Lowe v. Southern Sur. Co.

Decision Date15 October 1929
Docket Number6675
Citation227 N.W. 78,55 S.D. 623
PartiesOMA I. LOWE, Respondent, v. SOUTHERN SURETY COMPANY, Appellant.
CourtSouth Dakota Supreme Court

Appeal from Circuit Court, Minnehaha County, SD

Hon. John T. Medin, Judge

#6675—Affirmed

Mundt & Mundt, Sioux Falls, SD

Attorney for Appellant.

G. Norton Jameson, Sioux Falls, SD

Attorney for Respondent.

Opinion Filed Oct 15, 1929

FULLER, C.

Respondent’s assignor, W. V. Lowe, commenced an action for debt against M. J. Helmer as defendant. In that action the plaintiff seized a Reo automobile under attachment, as the property of the defendant. Thereupon R. W. Helmer, appellant here, intervened and alleged ownership of the car in himself.
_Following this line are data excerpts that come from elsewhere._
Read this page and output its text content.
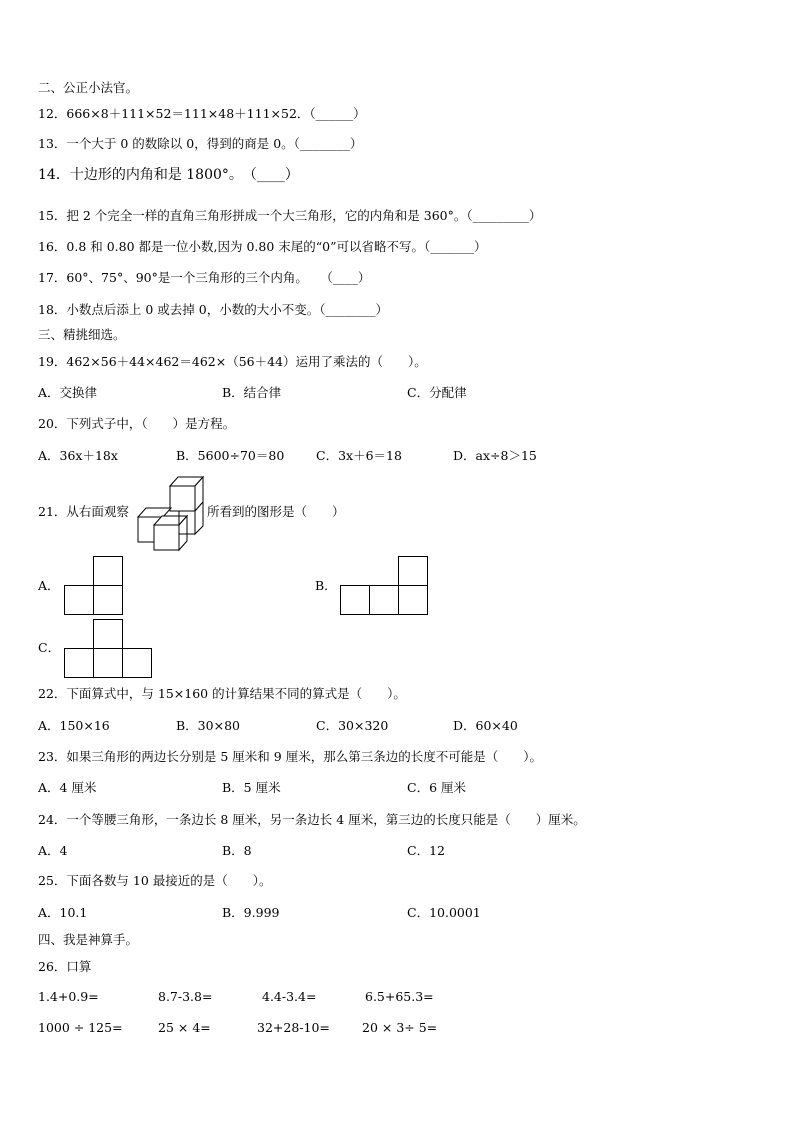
二、公正小法官。
12．666×8＋111×52＝111×48＋111×52．（______）
13．一个大于 0 的数除以 0，得到的商是 0。（________）
14．十边形的内角和是 1800°。　（____）
15．把 2 个完全一样的直角三角形拼成一个大三角形，它的内角和是 360°。（_________）
16．0.8 和 0.80 都是一位小数,因为 0.80 末尾的“0”可以省略不写。（_______）
17．60°、75°、90°是一个三角形的三个内角。　　（____）
18．小数点后添上 0 或去掉 0，小数的大小不变。（________）
三、精挑细选。
19．462×56＋44×462＝462×（56＋44）运用了乘法的（　　）。
A．交换律	B．结合律	C．分配律
20．下列式子中，（　　）是方程。
A．36x＋18x	B．5600÷70＝80	C．3x＋6＝18	D．ax÷8＞15
21．从右面观察	所看到的图形是（　　）
A．	B．
C．
22．下面算式中，与 15×160 的计算结果不同的算式是（　　）。
A．150×16	B．30×80	C．30×320	D．60×40
23．如果三角形的两边长分别是 5 厘米和 9 厘米，那么第三条边的长度不可能是（　　）。
A．4 厘米	B．5 厘米	C．6 厘米
24．一个等腰三角形，一条边长 8 厘米，另一条边长 4 厘米，第三边的长度只能是（　　）厘米。
A．4	B．8	C．12
25．下面各数与 10 最接近的是（　　）。
A．10.1	B．9.999	C．10.0001
四、我是神算手。
26．口算
1.4+0.9=	8.7-3.8=	4.4-3.4=	6.5+65.3=
1000 ÷ 125=	25 × 4=	32+28-10=	20 × 3÷ 5=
The issue created by his claim of ownership was resolved against him, and from a decision which adjudicated the automobile to be the property of the defendant, M. J. Helmer, the intervener, R. W. Helmer, unsuccessfully appealed to this court. Lowe v. Helmer, 210 N.W. 737. When R. W. Helmer intervened, as aforesaid, to assert ownership of the car, he gave the sheriff, who held the car under attachment against M. J. Helmer, a bond conditioned in substance that he and his surety, the Southern Surety Company, would “pay all costs that may be awarded against your said intervener, R. W. Helmer, or M. J. Helmer, and all damages which may be awarded against your intervener, R. W. Helmer, or M. J. Helmer, and any judgment which the said W. v. Lowe may recover against your intervener, R. W. Helmer, or M. J. Helmer, by reason of the intervention of your intervener,” etc.
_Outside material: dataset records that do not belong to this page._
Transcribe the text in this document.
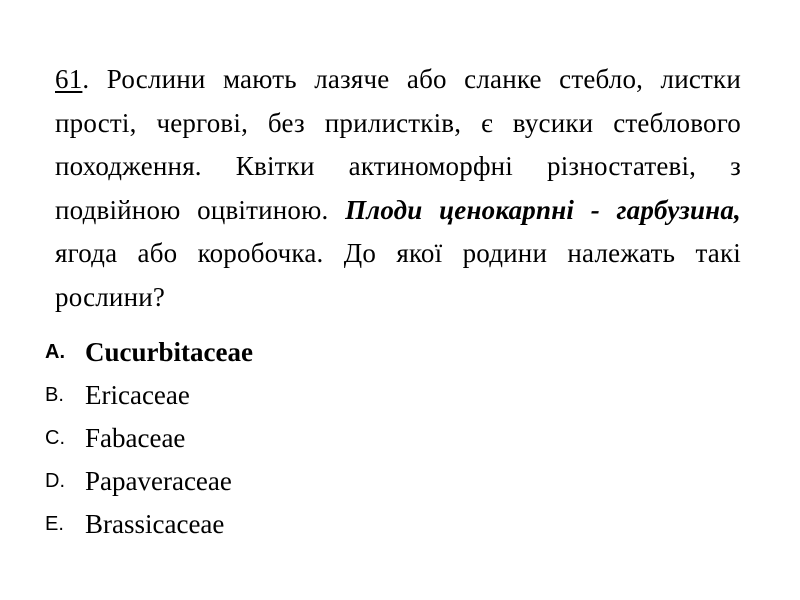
61. Рослини мають лазяче або сланке стебло, листки прості, чергові, без прилистків, є вусики стеблового походження. Квітки актиноморфні різностатеві, з подвійною оцвітиною. Плоди ценокарпні - гарбузина, ягода або коробочка. До якої родини належать такі рослини?
A. Cucurbitaceae
B. Ericaceae
C. Fabaceae
D. Papaveraceae
E. Brassicaceae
Upon delivery of the bond, the sheriff released the automobile to the intervener, R. W. Helmer. After judgment against him, finding the car to be the property of the attachment debtor, M. J. Helmer, the intervener, R. W. Helmer, gave a supersereas bond on his appeal to the Supreme Court. After affirmance of the judgment below, this action was commenced by Oma I. Lowe, as the assignee of W. v. Lowe, against the Southern Surety Company, upon the release bond first given to recover the amount due on the judgment rendered against R. W. Helmer, and affirmed on appeal. From a judgment allowing plaintiff the relief demanded, the surety company appeals.

It is first to be noted that, where property of a defendant has been seized by attachment in an action against him, there is no statutory practice for the release of the attached property, by the sheriff, to one subsequently intervening in the action, nor provision of statute for the execution of any bond by such intervener to accomplish the delivery of the attached property to him. Accordingly the bond in this case is not a statutory bond. Appellant, therefore, contends that the bond sued upon, given by R. W. Helmer as intervener in the first action to procure the delivery of the automobile to him pending litigation, was exacted by the sheriff without authority of law, and is null and void, and our attention is directed to the text declaration of 2 RCL 886, that: “A bond exacted by an officer in an attachment case without authority of law is null and void.”

Examining the source from which the foregoing is taken, we observe that the cases ( Benedict v. Bray, 2 Cal. 251, 56 Am. Dec. 332) deal with bail illegally taken by a sheriff ( Harris v. Simpson, 14 Ky. 165, 4 Litt. 165, 14 Am. Dec. 101, 103), or with bonds literally exacted and required by a court acting without its jurisdiction ( Caffrey v. Dudgeon, 38 Ind. 512, 517, 10 Am. Rep. 126), and that the rule is not applicable where the bond was given in a matter of which the court has jurisdiction ( Butler v. Wadley, 15 Ind. 502, 507). Neither the quoted text of Ruling Case Law, nor the cases from which it derives, are applicable here. The bond was not exacted or acquired through the official duress of any officer or magistrate. It was voluntarily given, for a consideration not prohibited by statute, and for a purpose not malum in se.